Speaking in Nakuru NCCK South Rift Branch Chairman Rt. Rev. Jackson ole Sapit revealed that the church is willing to be involved in these resettlement processes to ensure that all Internally Displaced Persons (IDPs) are resettled ahead of the next polls.
Rt. Rev Ole Sapit noted that integrated IDPs and those flushed from government forests are living in squalid conditions and urged the government to factor them in the resettlement exercise.
He revealed that the delay in the resettlement exercise is a tactic either of powerful power barons who would use the IDPs’ plight as a campaign tool to ascend to power.
Similarly, the clergy noted with concern that some reports reaching them revealed a section of the political class inciting tribal animosities as a way of mobilizing support ahead of the polls.
Rt. Rev. Ole Sapit called on the police to and the National Cohesion and Integration Commission (NCIC) to take decisive action to avoid a recurrence of the bloody skirmishes of 2007/2008.
The clergy called on all Kenyans to reject any contestant who evokes emotions that would stir hatred and violence amongst them.
Rt. Rev Ole Sapit called on the government and other agencies to provide extensive civic education aimed at preparing Kenyans for the elections.
Commenting on security, the clergy condemned police complacency and even involvement in facilitating rising levels of crime in pastoral areas.

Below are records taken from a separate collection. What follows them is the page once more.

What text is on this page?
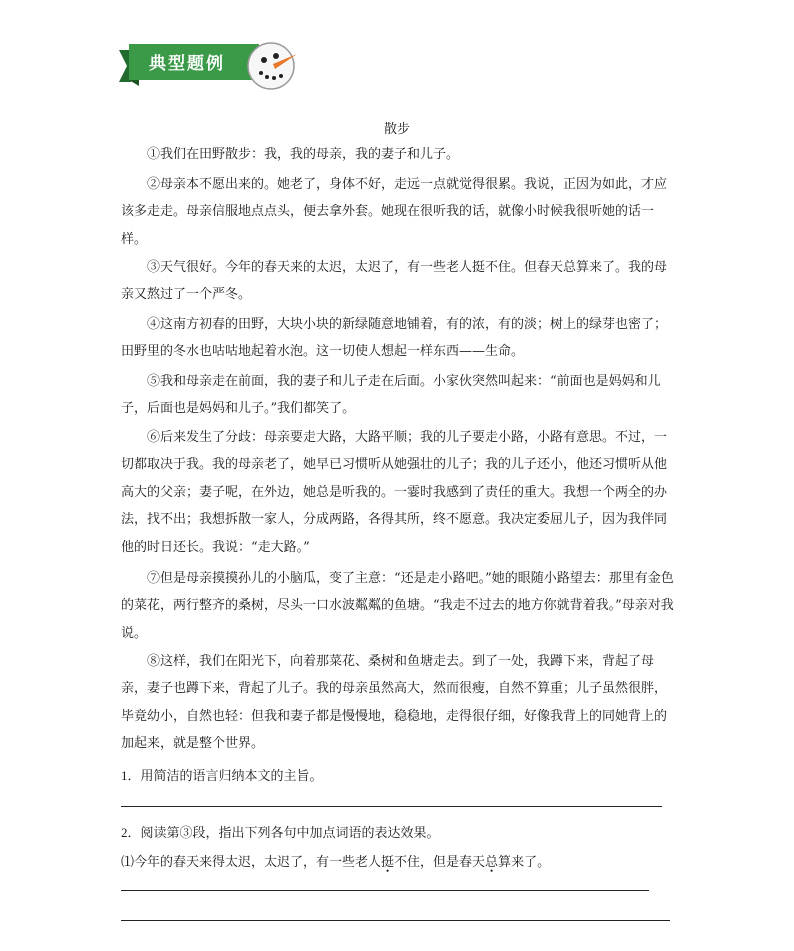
典型题例
散步
①我们在田野散步：我，我的母亲，我的妻子和儿子。
②母亲本不愿出来的。她老了，身体不好，走远一点就觉得很累。我说，正因为如此，才应该多走走。母亲信服地点点头，便去拿外套。她现在很听我的话，就像小时候我很听她的话一样。
③天气很好。今年的春天来的太迟，太迟了，有一些老人挺不住。但春天总算来了。我的母亲又熬过了一个严冬。
④这南方初春的田野，大块小块的新绿随意地铺着，有的浓，有的淡；树上的绿芽也密了；田野里的冬水也咕咕地起着水泡。这一切使人想起一样东西——生命。
⑤我和母亲走在前面，我的妻子和儿子走在后面。小家伙突然叫起来：“前面也是妈妈和儿子，后面也是妈妈和儿子。”我们都笑了。
⑥后来发生了分歧：母亲要走大路，大路平顺；我的儿子要走小路，小路有意思。不过，一切都取决于我。我的母亲老了，她早已习惯听从她强壮的儿子；我的儿子还小，他还习惯听从他高大的父亲；妻子呢，在外边，她总是听我的。一霎时我感到了责任的重大。我想一个两全的办法，找不出；我想拆散一家人，分成两路，各得其所，终不愿意。我决定委屈儿子，因为我伴同他的时日还长。我说：“走大路。”
⑦但是母亲摸摸孙儿的小脑瓜，变了主意：“还是走小路吧。”她的眼随小路望去：那里有金色的菜花，两行整齐的桑树，尽头一口水波粼粼的鱼塘。“我走不过去的地方你就背着我。”母亲对我说。
⑧这样，我们在阳光下，向着那菜花、桑树和鱼塘走去。到了一处，我蹲下来，背起了母亲，妻子也蹲下来，背起了儿子。我的母亲虽然高大，然而很瘦，自然不算重；儿子虽然很胖，毕竟幼小，自然也轻：但我和妻子都是慢慢地，稳稳地，走得很仔细，好像我背上的同她背上的加起来，就是整个世界。
1．用简洁的语言归纳本文的主旨。
2．阅读第③段，指出下列各句中加点词语的表达效果。
⑴今年的春天来得太迟，太迟了，有一些老人挺不住，但是春天总算来了。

Rt. Rev Ole Sapit called upon the government to revamp security machinery in the affected regions by taking stern measures against security personnel involved in the vice.

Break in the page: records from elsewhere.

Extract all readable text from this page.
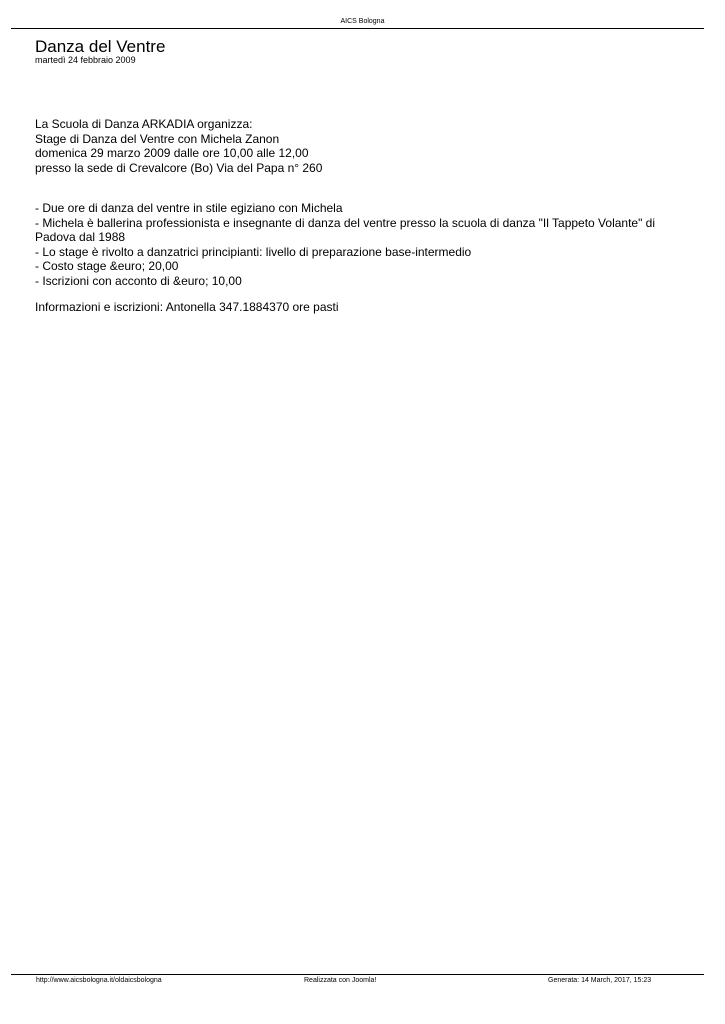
AICS Bologna
Danza del Ventre
martedì 24 febbraio 2009

La Scuola di Danza ARKADIA organizza:

Stage di Danza del Ventre con Michela Zanon

domenica 29 marzo 2009 dalle ore 10,00 alle 12,00

presso la sede di Crevalcore (Bo) Via del Papa n° 260

- Due ore di danza del ventre in stile egiziano con Michela

- Michela è ballerina professionista e insegnante di danza del ventre presso la scuola di danza "Il Tappeto Volante" di Padova dal 1988

- Lo stage è rivolto a danzatrici principianti: livello di preparazione base-intermedio

- Costo stage &euro; 20,00

- Iscrizioni con acconto di &euro; 10,00

Informazioni e iscrizioni: Antonella 347.1884370 ore pasti

http://www.aicsbologna.it/oldaicsbologna	Realizzata con Joomla!	Generata: 14 March, 2017, 15:23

On the same score, the clergy urged community leaders to aggressively develop programmes for economic empowerment of the residents targeting the youth who engage in cattle rustling.
Commenting on the rising border clashes, the clergy appealed to the provincial administration to intervene in resolving the boundary disputes for the districts and counties.
Rt. Rev Ole Sapit noted that the onus of defining boundaries of administrative and elective units rests on the government and not the local residents.
The clergy however appealed to the warring communities over boundary demarcations to channel their grievances using the laid down structures of government to resolve the impasse.